Fourier series and the heat equation

Joseph Fourier introduced the Fourier series to solve the heat equation in the 1810s. In this post, we show how the Fourier transform arises naturally in a simplified version of the heat equation.

Suppose we have the unit circle $S$ made of a metal wire. Pick an arbitrary point $A$ on the circle. Any point $P$ on the circle is identified by the distance $x$ from $A$ to $P$ along the circle in the counter-clockwise direction (i.e., $x$ is the angle of the section between $A$ and $P$ in radian). Let $u(t,x)$ represent the temperature at position $x$ and time $t$. The temperature distribution at $t=0$ is given by $u(0,x)=f(x)$. Assuming no radiation of heat out of the metal wire, $u(t,x)$ for $t>0$ and $0\le x\le 2\pi$ is determined by the following partial differential equation (PDE) called the heat equation:

$$\gamma \frac{\partial u}{\partial t}=\kappa \frac{{\partial }^{2}u}{\partial x^2}$$

and the initial condition

$$\begin{array}{}\text{(eq:finit)}& u(0,x)=f(x)\end{array}$$

where $\gamma >0$ is the heat capacity per unit length and $\kappa >0$ is the thermal conductivity via cross-section.

Naturally, the functions $u(t,x)$ and $f(x)$ have the period of $2\pi$ in $x$. This condition of periodicity (periodic boundary condition, PBC) is given either by one equation

$$u(t,x+2\pi )=u(t,x)(t\ge 0,x\in \mathbb{R}),$$

or by two equations

$$\begin{array}{rcl}u(t,2\pi )& =& u(t,0),\\ \frac{\partial u}{\partial x}(t,2\pi )& =& \frac{\partial u}{\partial x}(t,0).\end{array}$$

For simplicity, we set $\kappa =\gamma =1$. This is possible by scaling the physical units appropriately. Then the heat equation is

$$\begin{array}{}\text{(eq:heat1)}& \frac{\partial u}{\partial t}=\frac{{\partial }^{2}u}{\partial x^2}.\end{array}$$

This partial differential equation can be readily solved by using the method of separation of variables. Special solutions are given by

$$\begin{array}{}\text{(eq:fsol)}& e^{-n^{2}t}\cos (nx),e^{-n^{2}t}\sin (nx)\end{array}$$

where $n$ is a constant. Let's see that these are indeed solutions. 
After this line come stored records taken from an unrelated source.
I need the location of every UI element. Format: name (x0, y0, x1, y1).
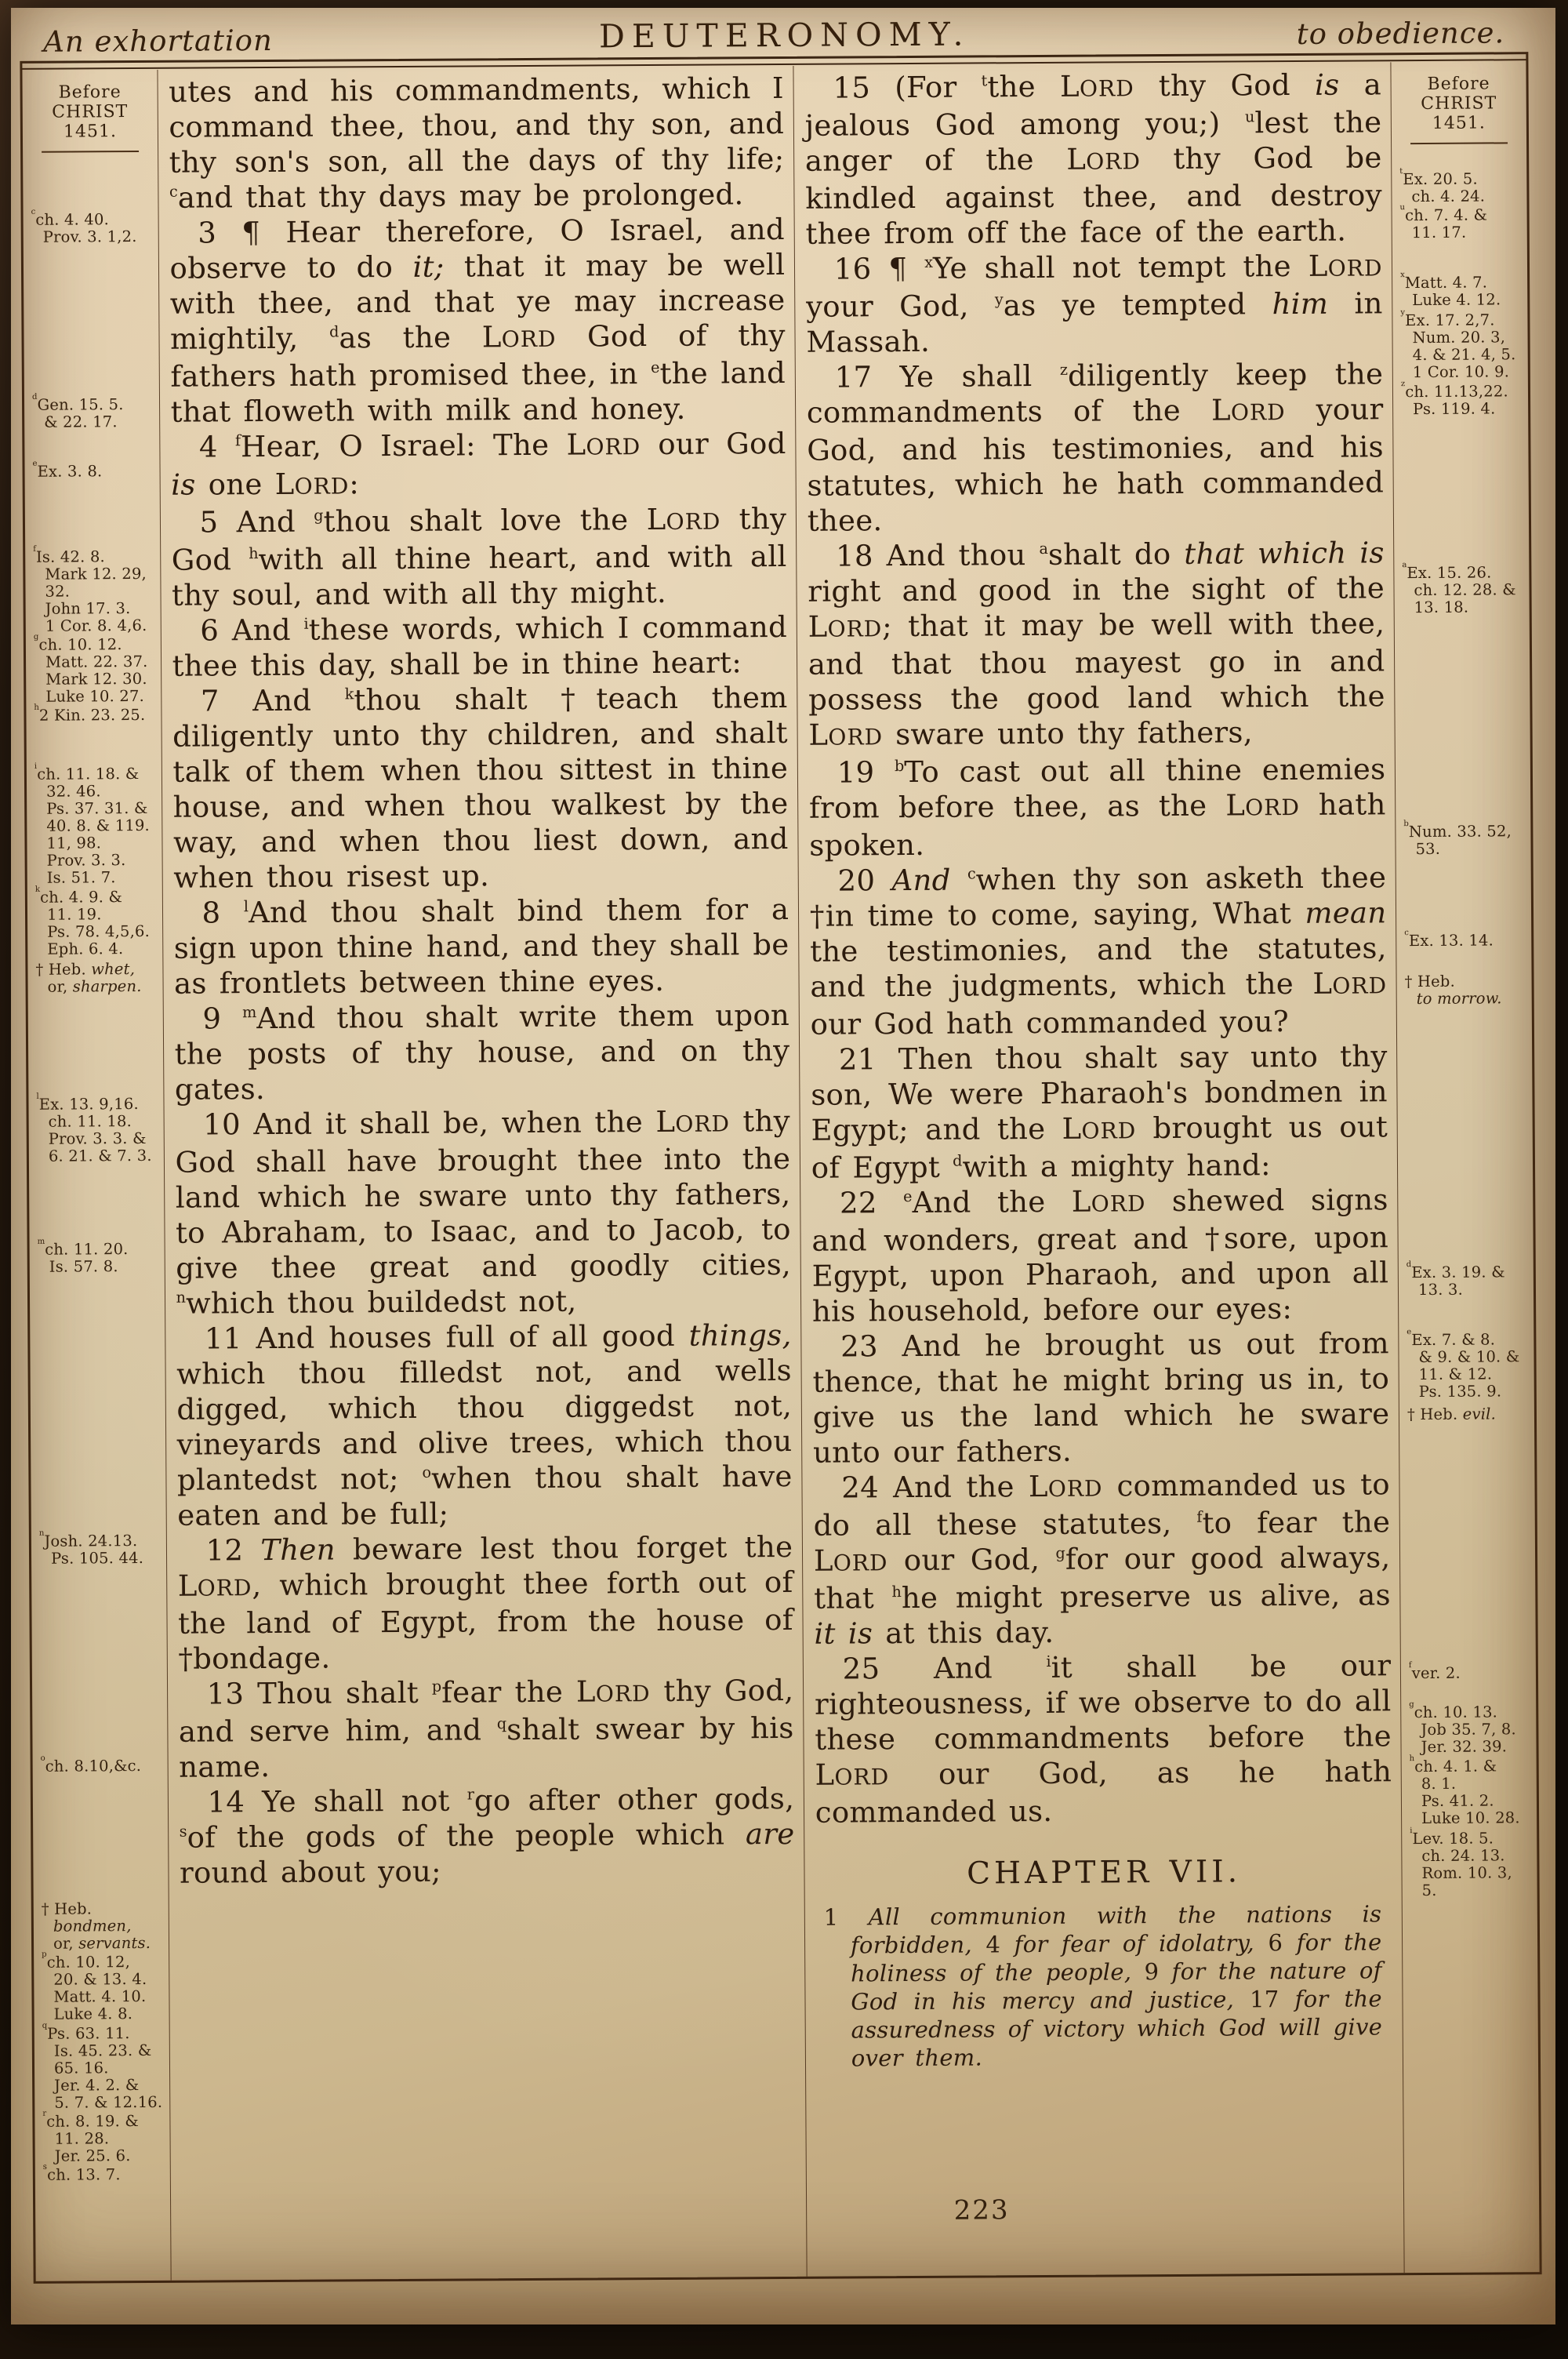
chapter-summary: 1 All communion with the nations is forbidden, 4 for fear of idolatry, 6 for the holiness of the people, 9 for the nature of God in his mercy and justice, 17 for the assuredness of victory which God will give over them. (823, 1900, 1383, 2072)
before-christ-heading: Before CHRIST 1451. (52, 82, 129, 142)
margin-note: $^t$Ex. 20. 5. ch. 4. 24. (1399, 167, 1486, 206)
margin-note: $^x$Matt. 4. 7. Luke 4. 12. (1400, 271, 1501, 310)
page-frame (20, 15, 1541, 2284)
margin-note: $^r$ch. 8. 19. & 11. 28. Jer. 25. 6. (42, 2109, 139, 2165)
verse: 7 And $^k$thou shalt †teach them diligently unto thy children, and shalt talk of them when thou sittest in thine house, and when thou walkest by the way, and when thou liest down, and when thou risest up. (172, 680, 789, 895)
verse: 11 And houses full of all good things, which thou filledst not, and wells digged, which thou diggedst not, vineyards and olive trees, which thou plantedst not; $^o$when thou shalt have eaten and be full; (176, 1318, 793, 1532)
page-number: 223 (953, 2194, 1010, 2226)
margin-note: $^c$Ex. 13. 14. (1404, 929, 1494, 951)
margin-note: $^y$Ex. 17. 2,7. Num. 20. 3, 4. & 21. 4, 5. 1 Cor. 10. 9. (1400, 308, 1516, 382)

$$\frac{\partial }{\partial t}\{e^{-n^{2}t}\cos (nx)\}=-n^2{e}^{-n^{2}t}\cos (nx)$$

and

$$\frac{{\partial }^2}{\partial x^2}\{e^{-n^{2}t}\cos (nx)\}=-n^2{e}^{-n^{2}t}\cos (nx).$$

Thus, we indeed have

$$\frac{\partial }{\partial t}\{e^{-n^{2}t}\cos (nx)\}=\frac{{\partial }^2}{\partial x^2}\{e^{-n^{2}t}\cos (nx)\}$$

so that $e^{-n^{2}t}\cos (nx)$ is a solution of the heat equation (eq:heat1). $e^{-n^{2}t}\sin (nx)$ is similarly shown to be a solution.

In particular, if $n$ is an integer, then these solutions satisfy the periodic boundary condition. For example,

$$e^{-n^{2}t}\cos \{n(x+2\pi )\}=e^{-n^{2}t}\cos (nx+2n\pi )=e^{-n^{2}t}\cos nx.$$

 Thus, the general solution is given by a linear combination of these functions:

$$u(t,x)=\frac{1}{2}{a}_0+\sum _{n=1}^{\mathrm{\infty }}{e}^{-n^{2}t}\{a_n\cos (nx)+b_n\sin (nx)\}.$$

The unknown coefficients $a_n$ and $b_n$ can be determined so that the initial condition (eq:finit) is satisfied:

$$f(x)=\frac{1}{2}{a}_0+\sum _{n=1}^{\mathrm{\infty }}\{a_n\cos (nx)+b_n\sin (nx)\}.$$

Thus, the problem of finding the function $u(t,x)$ is reduced to the problem of finding the Fourier expansion of $f(x)$.